Dagan, who was first appointed to the Mossad by Ariel Sharon, served from 2002 to 2011, undertaking some of the agency’s most ambitious anti-terror operations.
Dagan was widely believed to be responsible for numerous assassinations of Hamas and Hezbollah terrorists abroad, earning him a reputation as “superman” in the Arab world.
Born at the end of World War II to Jewish refugees who had narrowly escaped the Holocaust, Dagan was a decorated soldier who served with distinction and was wounded multiple times in the line of duty.
First enlisting in 1963, Dagan fought on the southern front in the 1967 Six Day War, was a member of an elite commando unit in the early 1970s, and was a unit commander involved in the crossing of the Suez Canal during the 1973 Yom Kippur War.
Dagan later served as a commander in Lebanon in the 1980s, and continued his military service through the mid-1990s.

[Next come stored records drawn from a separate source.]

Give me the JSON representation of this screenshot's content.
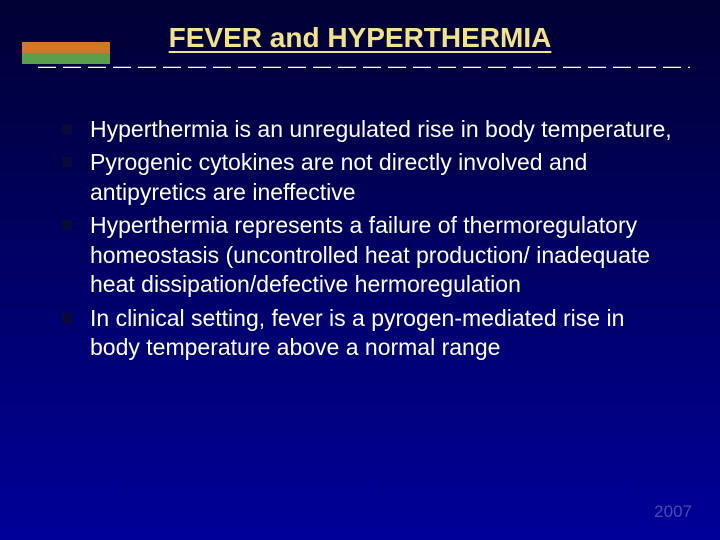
{
  "colors": {
    "title_text": "#f2e28a",
    "dash_line": "#ffffff",
    "accent_top": "#d07828",
    "accent_bottom": "#5aa04a",
    "bullet_marker": "#0a0a3a",
    "body_text": "#ffffff",
    "footer_text": "#4a4ab0"
  },
  "title": "FEVER and HYPERTHERMIA",
  "dash_line": "— — — — — — — — — — — — — — — — — — — — — — — — — — — — — — — — — — — — —",
  "bullets": [
    "Hyperthermia is an unregulated rise in body temperature,",
    "Pyrogenic cytokines are not directly involved and antipyretics are ineffective",
    "Hyperthermia represents a failure of thermoregulatory homeostasis (uncontrolled heat production/ inadequate heat dissipation/defective hermoregulation",
    "In clinical setting, fever is a pyrogen-mediated rise in body temperature above a normal range"
  ],
  "footer": "2007",
  "typography": {
    "title_fontsize": 28,
    "body_fontsize": 23,
    "footer_fontsize": 17
  }
}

Prime Minister Binyamin Netanyahu remembered Dagan as a “daring fighter and commander who greatly contributed to the security of the state in Israel’s wars, at the [National Security Council] Counter-Terrorism Bureau and as Director of the Mossad.”
“The photograph in which his grandfather is being humiliated by Nazi soldiers shortly before he was murdered in the Holocaust was always before his eyes. Meir was determined to ensure that the Jewish People would never be helpless and defenseless again and to this end he dedicated his life to building up the strength of the State of Israel. In the eight years in which he served as Director of the Mossad, he led the organization to daring and pioneering operations. A great soldier has passed away; may his memory be blessed.”
Late in his term as Mossad Director, Dagan was involved in Israel’s campaign to halt Iran’s nuclear program, which included the assassination of Iranian nuclear scientists.